2026/03/11

待避線(余談雑談) 春の陽気に誘われて

  鹿部では今冬降雪量が少なく、2月末にはあちこちで地面が露出してフキノトウが芽を出し、このまま春になるのではないかと思わせる日が続きました。その後辻褄を合わせるかのように湿った雪が降って重たい雪かきに苦悩しましたが、それも数日で融けて今日は朝から暖かい陽光が射しています。

 年明けの手術のおかげで体調は万全となり、差し控えていた運動や外出も復活、それで少し長めの散歩にでかけました。青空が広がり、空気が澄んでいることもあって陽が当たるとポカポカしますが、空気の温度はまだ一桁なので手袋がないと肌寒い感じは否めません。

 家を出て数分歩けば大きなリゾートホテルが建っています。数年前から休館していたところ、別の事業者が5月から営業を再開するとの情報があり、周辺では活気が戻ると期待が膨らんでいます。遠方からの鹿部電鉄訪問は便利になるかもしれません。
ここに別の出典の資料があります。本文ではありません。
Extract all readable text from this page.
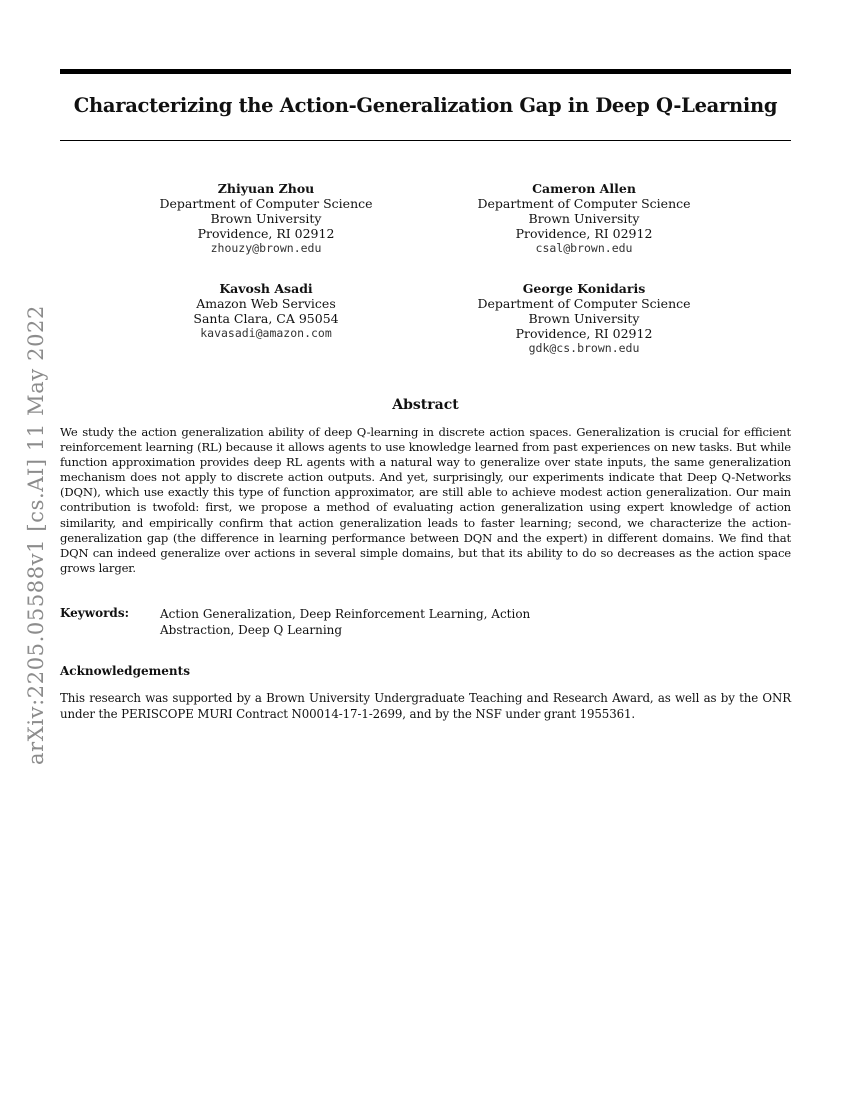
arXiv:2205.05588v1 [cs.AI] 11 May 2022
Characterizing the Action-Generalization Gap in Deep Q-Learning
Zhiyuan Zhou
Department of Computer Science
Brown University
Providence, RI 02912
zhouzy@brown.edu
Cameron Allen
Department of Computer Science
Brown University
Providence, RI 02912
csal@brown.edu
Kavosh Asadi
Amazon Web Services
Santa Clara, CA 95054
kavasadi@amazon.com
George Konidaris
Department of Computer Science
Brown University
Providence, RI 02912
gdk@cs.brown.edu
Abstract
We study the action generalization ability of deep Q-learning in discrete action spaces. Generalization is crucial for efficient reinforcement learning (RL) because it allows agents to use knowledge learned from past experiences on new tasks. But while function approximation provides deep RL agents with a natural way to generalize over state inputs, the same generalization mechanism does not apply to discrete action outputs. And yet, surprisingly, our experiments indicate that Deep Q-Networks (DQN), which use exactly this type of function approximator, are still able to achieve modest action generalization. Our main contribution is twofold: first, we propose a method of evaluating action generalization using expert knowledge of action similarity, and empirically confirm that action generalization leads to faster learning; second, we characterize the action-generalization gap (the difference in learning performance between DQN and the expert) in different domains. We find that DQN can indeed generalize over actions in several simple domains, but that its ability to do so decreases as the action space grows larger.
Keywords:	Action Generalization, Deep Reinforcement Learning, Action Abstraction, Deep Q Learning
Acknowledgements
This research was supported by a Brown University Undergraduate Teaching and Research Award, as well as by the ONR under the PERISCOPE MURI Contract N00014-17-1-2699, and by the NSF under grant 1955361.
 ホテルの前にはゴルフ場が広がっています。ここも一度はほぼ全面的に芝が広がっていましたが、先日来またうっすらと雪に覆われてしまっています。ここのTグラウンドからは噴火湾の向こうに室蘭一帯が見渡せます。

 ゴルフ場の隣にあるのがリゾートのサロンです。デベロッパーの現地管理事務所があり、集会室や展望席が自由に使えてセルフサービスでコーヒーやお茶もいただけます。
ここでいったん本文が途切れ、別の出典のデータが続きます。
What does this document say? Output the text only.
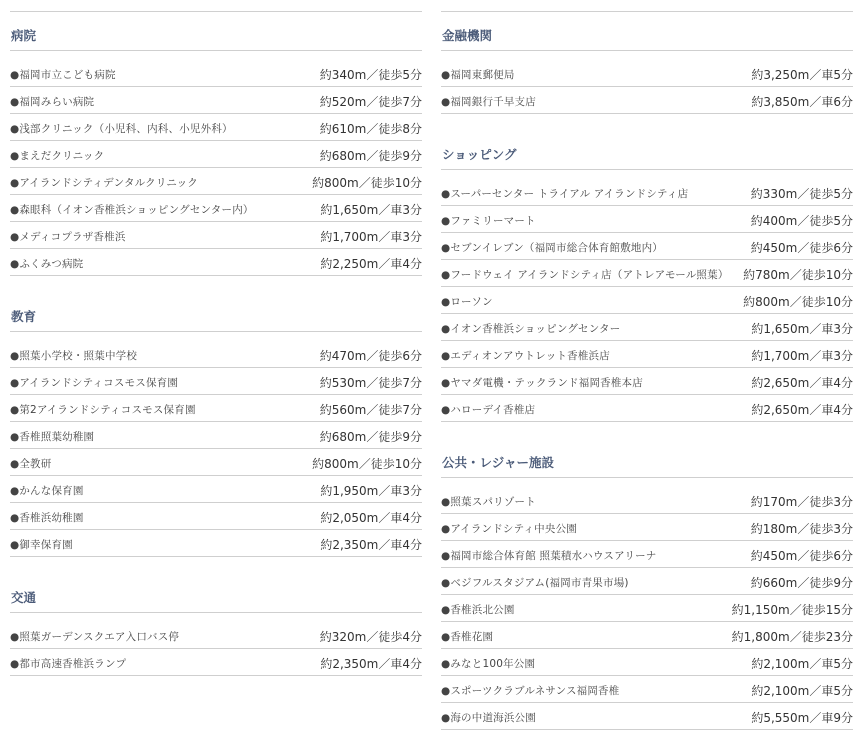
病院
●福岡市立こども病院	約340m／徒歩5分
●福岡みらい病院	約520m／徒歩7分
●浅部クリニック（小児科、内科、小児外科）	約610m／徒歩8分
●まえだクリニック	約680m／徒歩9分
●アイランドシティデンタルクリニック	約800m／徒歩10分
●森眼科（イオン香椎浜ショッピングセンター内）	約1,650m／車3分
●メディコプラザ香椎浜	約1,700m／車3分
●ふくみつ病院	約2,250m／車4分
教育
●照葉小学校・照葉中学校	約470m／徒歩6分
●アイランドシティコスモス保育園	約530m／徒歩7分
●第2アイランドシティコスモス保育園	約560m／徒歩7分
●香椎照葉幼稚園	約680m／徒歩9分
●全教研	約800m／徒歩10分
●かんな保育園	約1,950m／車3分
●香椎浜幼稚園	約2,050m／車4分
●御幸保育園	約2,350m／車4分
交通
●照葉ガーデンスクエア入口バス停	約320m／徒歩4分
●都市高速香椎浜ランプ	約2,350m／車4分
金融機関
●福岡東郵便局	約3,250m／車5分
●福岡銀行千早支店	約3,850m／車6分
ショッピング
●スーパーセンター トライアル アイランドシティ店	約330m／徒歩5分
●ファミリーマート	約400m／徒歩5分
●セブンイレブン（福岡市総合体育館敷地内）	約450m／徒歩6分
●フードウェイ アイランドシティ店（アトレアモール照葉） 約780m／徒歩10分
●ローソン	約800m／徒歩10分
●イオン香椎浜ショッピングセンター	約1,650m／車3分
●エディオンアウトレット香椎浜店	約1,700m／車3分
●ヤマダ電機・テックランド福岡香椎本店	約2,650m／車4分
●ハローデイ香椎店	約2,650m／車4分
公共・レジャー施設
●照葉スパリゾート	約170m／徒歩3分
●アイランドシティ中央公園	約180m／徒歩3分
●福岡市総合体育館 照葉積水ハウスアリーナ	約450m／徒歩6分
●ベジフルスタジアム(福岡市青果市場)	約660m／徒歩9分
●香椎浜北公園	約1,150m／徒歩15分
●香椎花園	約1,800m／徒歩23分
●みなと100年公園	約2,100m／車5分
●スポーツクラブルネサンス福岡香椎	約2,100m／車5分
●海の中道海浜公園	約5,550m／車9分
 自宅近くまで戻って来たついでに函館本線の踏切に立ち寄りました。線路わきの残雪には動物の足跡が多数あり、上空からは北に向かって旅立つ白鳥達のにぎやかな鳴き声が聞こえてきます。

 自然に囲まれた雰囲気を満喫していると、はるか彼方から何やら轟音が響いてきました。音の主はレッドベア。8時半の函館行きを最後に客レは15時半まで来ませんが、カモツは1、2時間に1本くらいの割合でダイヤが組まれています(日によってウヤあり)。ここの線路は数十年来レール交換されていなかったので酷く凸凹しており、コンテナが揺れて脱線しないかハラハラしながら見守っていましたが、最近やっと整備されて普通の線路らしくなりました。大沼あたりまで全線の整備が完了するまで40km/hの速度制限はまだしばらく解除されそうもありません。

 何年か前の散歩中に撮影した線路の画像を思い出しました。脱線しかねなかった線路の旧談です。左は取り外して鹿部駅構内に積み上げてあったレール端面の摩耗状態、右は継ぎ目部を車輪が通過したときに叩かれて扁平に剝離変形した部分です。

 左は線路をズームアップした画像、右はそこを通過するトランスイート四季島、乗客はローカル線らしい心地よい揺れに酔いしれていたことでしょう。